1984 – Le dernier viol

Toute seule, elle ne pouvait se sortir de ces chantages. Elle se souvenait du dernier viol : à la promesse d’un beau petit matin sur le port du Havre pour aller ramasser les tendelets pleins d’écrevisses, elle était partie avec son père. Au Havre, Sartre y avait écrit La Nausée. Sur le chemin, elle avait réussi à lui dire qu’elle reviendrait moins souvent parce que Bertrand était entré dans sa vie. Il avait ralenti, ses mains tremblaient sur le volant. Il avait arrêté la voiture au milieu de centaines de conteneurs. Au rythme de son halètement, il avait rabattu le siège du passager et s’était glissé entre ses cuisses en la tenant plaquée allongée d’un bras gauche métallique. Il n’avait pas son regard laineux et elle avait entrepris de soutenir ce regard plein de peur. « « Je n’y arrive pas ! » avait dit son père et elle riait pendant qu’il pleurait.

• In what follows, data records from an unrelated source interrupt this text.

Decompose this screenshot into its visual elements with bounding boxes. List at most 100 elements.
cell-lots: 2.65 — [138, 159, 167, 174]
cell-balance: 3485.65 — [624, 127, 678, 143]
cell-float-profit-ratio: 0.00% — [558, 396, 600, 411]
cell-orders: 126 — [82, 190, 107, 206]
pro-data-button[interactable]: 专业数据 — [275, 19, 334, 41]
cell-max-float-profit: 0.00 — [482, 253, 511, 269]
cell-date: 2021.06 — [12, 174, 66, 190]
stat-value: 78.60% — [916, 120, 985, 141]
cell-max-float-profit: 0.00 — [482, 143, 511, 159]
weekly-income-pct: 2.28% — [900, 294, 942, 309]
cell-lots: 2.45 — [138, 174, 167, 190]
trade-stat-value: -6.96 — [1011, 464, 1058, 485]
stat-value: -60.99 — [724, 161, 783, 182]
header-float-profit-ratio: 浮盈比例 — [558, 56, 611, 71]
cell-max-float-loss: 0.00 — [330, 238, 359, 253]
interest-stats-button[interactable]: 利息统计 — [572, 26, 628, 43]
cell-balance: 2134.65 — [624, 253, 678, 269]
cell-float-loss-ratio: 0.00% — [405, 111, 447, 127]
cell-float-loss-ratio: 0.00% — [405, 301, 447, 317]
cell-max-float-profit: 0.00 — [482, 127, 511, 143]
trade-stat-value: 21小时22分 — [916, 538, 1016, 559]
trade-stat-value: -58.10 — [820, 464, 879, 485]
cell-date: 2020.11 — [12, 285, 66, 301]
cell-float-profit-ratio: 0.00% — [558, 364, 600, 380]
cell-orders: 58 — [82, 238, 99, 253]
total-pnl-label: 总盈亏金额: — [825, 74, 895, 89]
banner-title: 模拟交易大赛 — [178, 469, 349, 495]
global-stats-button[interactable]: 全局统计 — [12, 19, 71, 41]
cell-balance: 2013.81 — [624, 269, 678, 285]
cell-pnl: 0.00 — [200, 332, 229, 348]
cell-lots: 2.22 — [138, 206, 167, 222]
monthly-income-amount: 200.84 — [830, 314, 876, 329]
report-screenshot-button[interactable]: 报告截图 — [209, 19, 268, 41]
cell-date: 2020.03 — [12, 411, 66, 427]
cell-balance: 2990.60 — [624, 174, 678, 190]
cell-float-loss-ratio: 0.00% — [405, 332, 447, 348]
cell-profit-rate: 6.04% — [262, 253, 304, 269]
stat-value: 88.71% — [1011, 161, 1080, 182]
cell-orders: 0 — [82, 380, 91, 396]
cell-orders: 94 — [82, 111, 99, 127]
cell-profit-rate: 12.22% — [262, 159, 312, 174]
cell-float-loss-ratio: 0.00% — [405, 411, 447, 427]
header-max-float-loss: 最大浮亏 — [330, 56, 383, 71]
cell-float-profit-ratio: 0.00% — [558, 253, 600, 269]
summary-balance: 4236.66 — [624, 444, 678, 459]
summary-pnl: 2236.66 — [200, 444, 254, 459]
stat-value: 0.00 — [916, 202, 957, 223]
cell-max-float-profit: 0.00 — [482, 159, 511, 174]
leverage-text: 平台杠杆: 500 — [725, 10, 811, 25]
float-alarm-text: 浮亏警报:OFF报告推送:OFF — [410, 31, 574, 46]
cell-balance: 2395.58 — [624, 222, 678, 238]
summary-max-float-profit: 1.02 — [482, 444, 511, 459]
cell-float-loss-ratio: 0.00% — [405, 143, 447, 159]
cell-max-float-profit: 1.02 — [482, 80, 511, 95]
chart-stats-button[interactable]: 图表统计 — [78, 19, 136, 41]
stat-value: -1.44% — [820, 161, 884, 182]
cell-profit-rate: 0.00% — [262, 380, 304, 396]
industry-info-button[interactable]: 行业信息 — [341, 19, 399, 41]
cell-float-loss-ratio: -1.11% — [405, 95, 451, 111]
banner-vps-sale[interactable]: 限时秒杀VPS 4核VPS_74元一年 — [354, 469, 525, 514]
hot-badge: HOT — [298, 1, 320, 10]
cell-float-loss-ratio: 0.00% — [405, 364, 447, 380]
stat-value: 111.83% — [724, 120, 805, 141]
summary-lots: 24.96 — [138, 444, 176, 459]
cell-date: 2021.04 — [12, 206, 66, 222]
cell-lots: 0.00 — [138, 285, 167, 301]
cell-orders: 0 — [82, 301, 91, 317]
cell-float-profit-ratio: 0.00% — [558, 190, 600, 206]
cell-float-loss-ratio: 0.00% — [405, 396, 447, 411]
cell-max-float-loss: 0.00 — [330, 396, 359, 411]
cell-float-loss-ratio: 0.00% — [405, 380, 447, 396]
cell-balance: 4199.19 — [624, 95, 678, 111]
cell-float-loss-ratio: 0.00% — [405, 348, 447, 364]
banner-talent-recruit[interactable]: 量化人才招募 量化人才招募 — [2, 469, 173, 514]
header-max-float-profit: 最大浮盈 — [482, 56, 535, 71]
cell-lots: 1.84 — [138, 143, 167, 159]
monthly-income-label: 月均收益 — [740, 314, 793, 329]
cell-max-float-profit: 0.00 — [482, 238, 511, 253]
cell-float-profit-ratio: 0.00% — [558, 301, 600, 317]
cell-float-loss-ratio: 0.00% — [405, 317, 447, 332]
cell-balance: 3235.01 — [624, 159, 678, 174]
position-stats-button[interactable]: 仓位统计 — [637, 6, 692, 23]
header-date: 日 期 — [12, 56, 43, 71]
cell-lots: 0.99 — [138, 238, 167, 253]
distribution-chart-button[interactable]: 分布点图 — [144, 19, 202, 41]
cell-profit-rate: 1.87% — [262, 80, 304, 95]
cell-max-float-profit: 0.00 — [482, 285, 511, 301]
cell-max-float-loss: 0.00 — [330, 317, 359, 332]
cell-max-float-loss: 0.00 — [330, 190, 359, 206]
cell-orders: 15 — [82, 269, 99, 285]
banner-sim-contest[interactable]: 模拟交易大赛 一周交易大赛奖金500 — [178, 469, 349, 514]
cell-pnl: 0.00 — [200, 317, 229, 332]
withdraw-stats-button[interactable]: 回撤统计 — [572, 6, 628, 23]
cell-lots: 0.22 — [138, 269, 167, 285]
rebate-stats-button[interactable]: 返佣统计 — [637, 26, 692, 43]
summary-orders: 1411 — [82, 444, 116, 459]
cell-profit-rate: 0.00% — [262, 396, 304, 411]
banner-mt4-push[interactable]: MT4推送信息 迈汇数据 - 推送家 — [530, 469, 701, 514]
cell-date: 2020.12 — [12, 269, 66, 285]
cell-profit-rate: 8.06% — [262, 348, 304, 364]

Elle était debout à côté d’elle, mais pas très loin cette fois : elle observait cette inoubliable scène d’un homme coincée sous le tableau de bord de la voiture et elle qui le toisait. Elle avait pu se dégager pour se caler dans le fond de la banquette arrière les genoux repliés sous son menton. C’était fini.
Elle descendit de la voiture et tendit l’oreille à son hurlement de rire qui roulait d’écho en écho métallique sur les conteneurs. L’air du large lui fouettait le sang. Elle venait d’avoir vingt-quatre ans et émergeait de quinze ans d’anesthésie.
Extrait d’un tapuscrit en cours : Interdits ordinaires.